The research was published January 7 in American Journal of Human Genetics, It makes finding these reactions less difficult and demonstrates their importance in determining BMI and diabetes risk.
“Our study demonstrates that your genes are important, that the environment matters, and that interaction between them can increase the risk of disease,” said co-lead author Dr. Olivier Element, a professor of computational genomics in computational biomedicine and professor of physiology. And Biophysics, Assistant Director of His Royal Highness Prince Al Waleed Bin Talal Bin Abdulaziz Al Saud Institute for Computational Biomedicine, and Director of the Carel and Israel Englander Institute for Precision Medicine at Weill Cornell Medicine.
Lead author Andrew Marderstein, a PhD student at Weill Cornell Graduate School of Medical Sciences, who has researched both in the lab of Dr. Element in New York City and Dr. Andrew Clark, said that studying the interactions between the environment and genes usually creates a major computational challenge in a laboratory in Ithaca, which enabled him immediate access to computational biology and population health expertise.
“The interaction between genotype and environment can be thought of as a situation in which some genotypes are more sensitive to environmental insults than others,” said Dr. Clark, co-lead author and professor of population genetics in the Department of Molecular Biology and Jacob Gould Schurman. Genetics at the College of Arts and Sciences and Nancy Family Investigator and Peter Minnig at Cornell University. “These are precisely those situations where changes in diet or other exposures may have the greatest improvement in health, but only for a subset of individuals.”
The millions of genetic variants, or inherited genetic differences found between individuals in a population, different lifestyle and environmental factors, such as smoking, exercise, and different eating habits, can be analyzed for combined effects in many ways.

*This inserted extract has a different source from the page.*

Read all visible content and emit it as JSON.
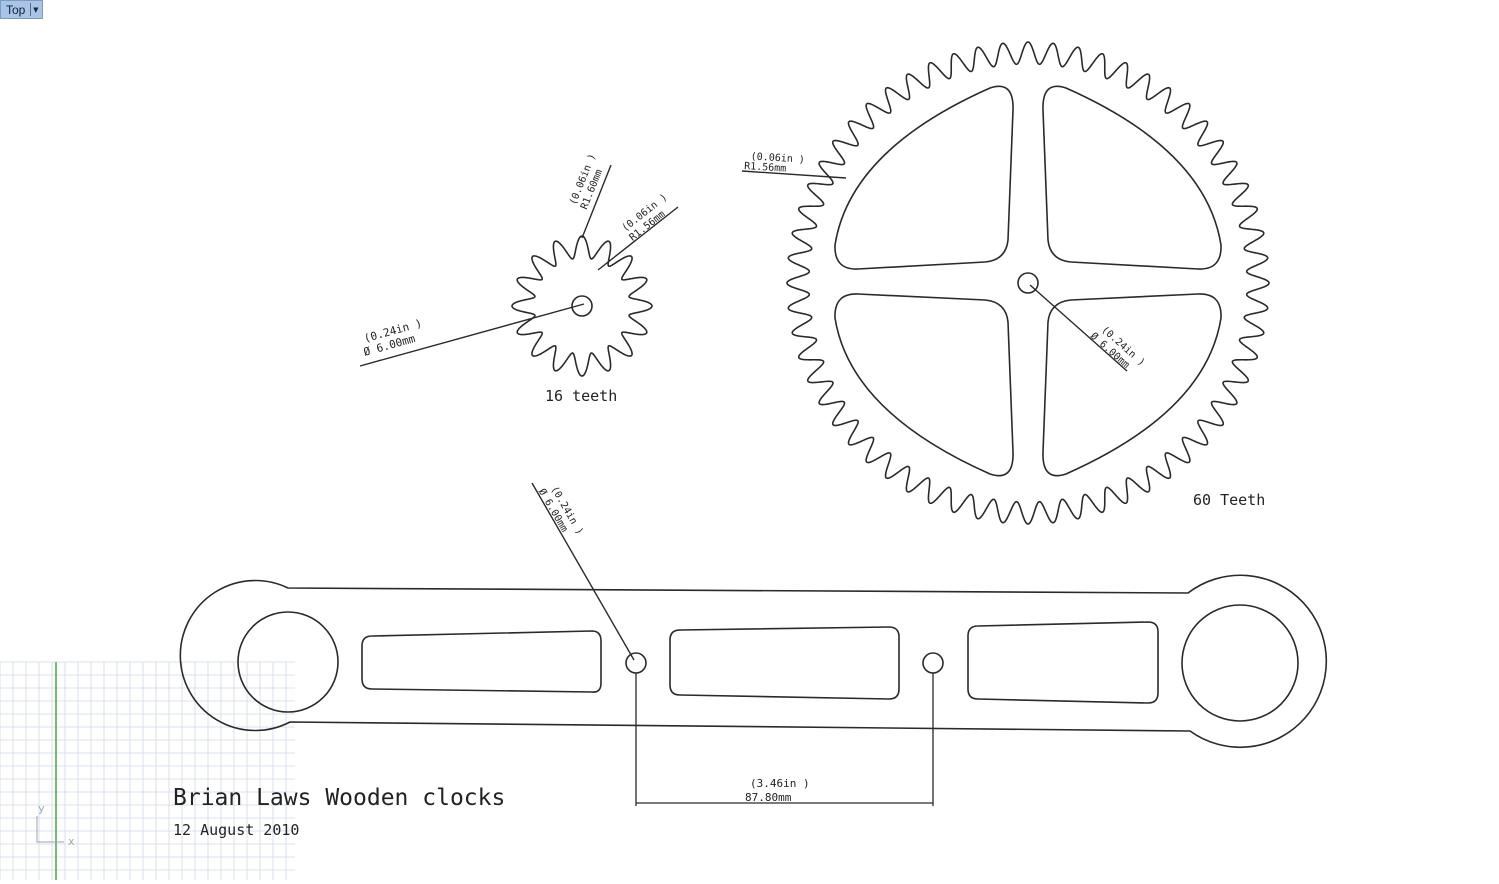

When researchers test interactions between genes and the environment, they typically analyze millions of data points in a binary fashion, which means that they evaluate one genetic variant and its interaction with one environmental factor at a time. Marderstein said this type of analysis can get labor intensive.
The new computational method prioritizes and assesses a smaller number of variants in the genome – or the whole set of genetic material in the body – to genetic interactions and the environment. “We condensed a problem with analyzing 10 million different genetic variants for analyzing dozens of variants in different regions of the genome,” Marderstein said.

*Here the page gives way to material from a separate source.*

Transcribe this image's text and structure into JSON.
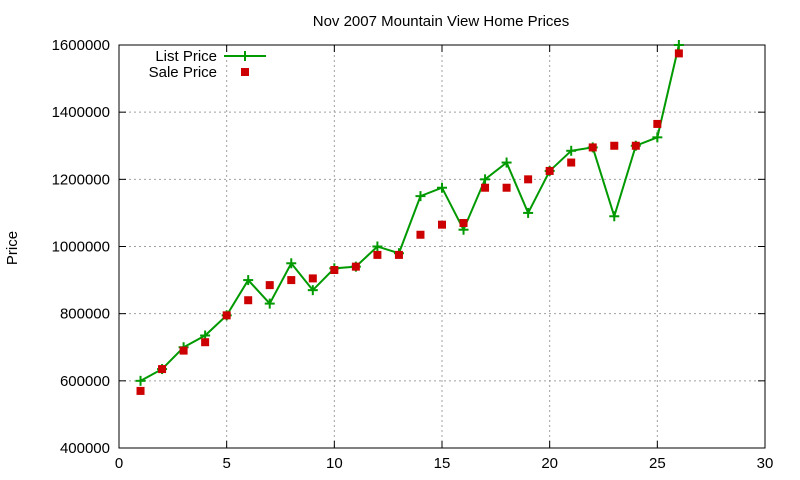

While a standard genetic correlation study might look at whether a single genetic variant can lead to a mean change in body mass index (BMI), this study evaluated genetic variants associated with individuals with higher or lower body mass index (BMI). The researchers found that looking for sections of DNA associated with variation in a human trait, called the quantitative variation trait locus or vQTL, enabled them to more easily recognize the interactions of the genetic environment. Notably, the values of vQTLs associated with BMI were also most likely associated with diseases with significant environmental impacts.
Another area of study in which the new computational method might be useful, Marderstein said, is determining how an individual responds to a particular drug based on interactions of the genetic environment. Analyzing social determinants of health, that is, an individual’s environmental and social conditions, such as poverty level and educational attainment, is a third area of interest to researchers, according to Dr. Element.
In general, scientists in the field of precision medicine know that they can sequence a person’s DNA, as well as evaluate environmental factors such as air quality and physical activity, to better understand whether an individual is at risk of developing a specific disease. “The idea at the end of the day is to use these concepts in the clinic,” said Dr. Element. “This is part of the evolution of precision medicine, as we can now sequence someone’s genome very easily and then analyze all the variants in the genetic landscape that correlate with the risk of developing certain conditions.”
Olivier Element is a stockholder in OneThreeBiotech, a company that uses artificial intelligence-driven biology to accurately predict new potential therapies and to identify the biological mechanisms underlying drug efficacy. Dr.. Element is a shareholder in Volastra Therapeutics, a company that aims to extend the lives of cancer patients by leveraging unique insights into chromosomal instability.